The US Congress must “step up” its crypto-regulatory efforts

Coinbase, the world’s second-largest cryptocurrency exchange by trading volume, will be willing to register its dormant broker-dealers with the US Securities and Exchange Commission (SEC) as long as lawmakers provide clear guidelines for the crypto industry, said Faryar Shirzad, chief policy officer. officer at centralized central.

“We need Congress to step up,” Shirzad said on CoinDesk TV’s “First Mover” on Friday. “We have two party leaders in the House, the Senate [and] all relevant committees … all of which have stepped up and said, ‘we want to bring crypto under regulation.’

In contrast, Securities and Exchange Commission Chairman Gary Gensler has said that the federal agency’s existing rules already provide clear rules for crypto platforms that issue tokens, and that the agency’s securities laws can be applied directly to the crypto markets.

But Shirzad pointed out that “every crypto token is not a security,” and that the debate over whether “every crypto is a security or not is a very American one.” According to him, the US approach to crypto regulation does not reflect what is happening in other countries and can therefore stifle innovation.

“There is no other country in the world that has as fragmented a regulatory system as we do,” he said, noting that the United States may be among the only countries in the world that use two different market regulators, one for commodities — the Commodity Futures Trading Commission ( CFTC) – and a securities regulator, the SEC.
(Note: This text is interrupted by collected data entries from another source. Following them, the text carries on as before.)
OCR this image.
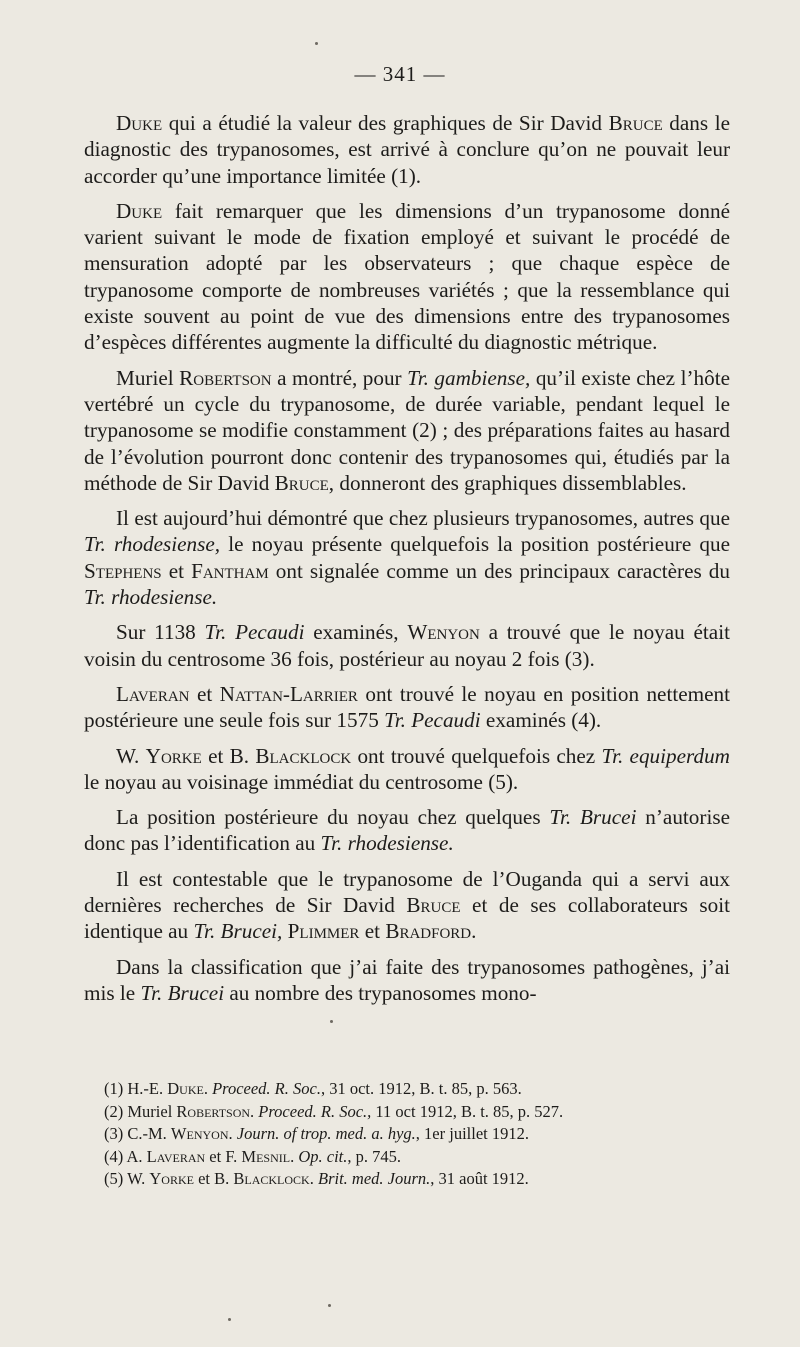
— 341 —

Duke qui a étudié la valeur des graphiques de Sir David Bruce dans le diagnostic des trypanosomes, est arrivé à conclure qu’on ne pouvait leur accorder qu’une importance limitée (1).

Duke fait remarquer que les dimensions d’un trypanosome donné varient suivant le mode de fixation employé et suivant le procédé de mensuration adopté par les observateurs ; que chaque espèce de trypanosome comporte de nombreuses variétés ; que la ressemblance qui existe souvent au point de vue des dimensions entre des trypanosomes d’espèces différentes augmente la difficulté du diagnostic métrique.

Muriel Robertson a montré, pour Tr. gambiense, qu’il existe chez l’hôte vertébré un cycle du trypanosome, de durée variable, pendant lequel le trypanosome se modifie constamment (2) ; des préparations faites au hasard de l’évolution pourront donc contenir des trypanosomes qui, étudiés par la méthode de Sir David Bruce, donneront des graphiques dissemblables.

Il est aujourd’hui démontré que chez plusieurs trypanosomes, autres que Tr. rhodesiense, le noyau présente quelquefois la position postérieure que Stephens et Fantham ont signalée comme un des principaux caractères du Tr. rhodesiense.

Sur 1138 Tr. Pecaudi examinés, Wenyon a trouvé que le noyau était voisin du centrosome 36 fois, postérieur au noyau 2 fois (3).

Laveran et Nattan-Larrier ont trouvé le noyau en position nettement postérieure une seule fois sur 1575 Tr. Pecaudi examinés (4).

W. Yorke et B. Blacklock ont trouvé quelquefois chez Tr. equiperdum le noyau au voisinage immédiat du centrosome (5).

La position postérieure du noyau chez quelques Tr. Brucei n’autorise donc pas l’identification au Tr. rhodesiense.

Il est contestable que le trypanosome de l’Ouganda qui a servi aux dernières recherches de Sir David Bruce et de ses collaborateurs soit identique au Tr. Brucei, Plimmer et Bradford.

Dans la classification que j’ai faite des trypanosomes pathogènes, j’ai mis le Tr. Brucei au nombre des trypanosomes mono-

(1) H.-E. Duke. Proceed. R. Soc., 31 oct. 1912, B. t. 85, p. 563.
(2) Muriel Robertson. Proceed. R. Soc., 11 oct 1912, B. t. 85, p. 527.
(3) C.-M. Wenyon. Journ. of trop. med. a. hyg., 1er juillet 1912.
(4) A. Laveran et F. Mesnil. Op. cit., p. 745.
(5) W. Yorke et B. Blacklock. Brit. med. Journ., 31 août 1912.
“In every other country in the world … there is one market regulator,” Shirzad said. “They provide ground rules for what kind of investor protection [and] market integrity rules you need and the crypto ecosystem can operate under those rules,” he said, giving crypto companies the opportunity to “innovate, grow, develop, [and] provide products that customers want, while ensuring that customers have the protections and disclosures they need.”

As to whether the US-based centralized exchange would register with the SEC as a regulated exchange, Shirzad said it “would love to register” the two dormant broken dealers it owns, but that “the reality is there is no path to registration.”

“It’s not a matter of coming in and talking, filling out a form and signing up,” he said. “‘Has anyone done it? What do you want to register as? How do you overcome the fact that tokenized assets are not allowed to be traded either on a broker dealer or on a national exchange? What is the solution to allow crypto markets in general or tokenized debt or equity act in an SEC-authorized manner?'”

But at the moment, Shirzad said, “there is no clarity and no path on any of it.”

“It is very important for the US to remain part of the crypto ecosystem,” Shirzad said, adding that if the US were to fall behind in crypto innovation, “it would be disastrous for US national security interests.”

But crypto may face challenges as the SEC continues to trudge along on its regulatory enforcement.

Last week, the agency settled and fined crypto exchange Kraken, ordering it to shut down its staking-as-a-service platform to its US customers. Almost a week later, it said it planned to take enforcement action against stablecoin issuer Paxos for the alleged sale of an unregistered security token, Binance USD (BUSD). This week, the agency said it would sue stablecoin issuer Terraform Labs and its founder, Do Kwon, for misleading investors.

For now, Shirzad said “It’s only fair that all of us who are trying to build this really dynamic and transformative ecosystem should have some clear rules of the road,” he said.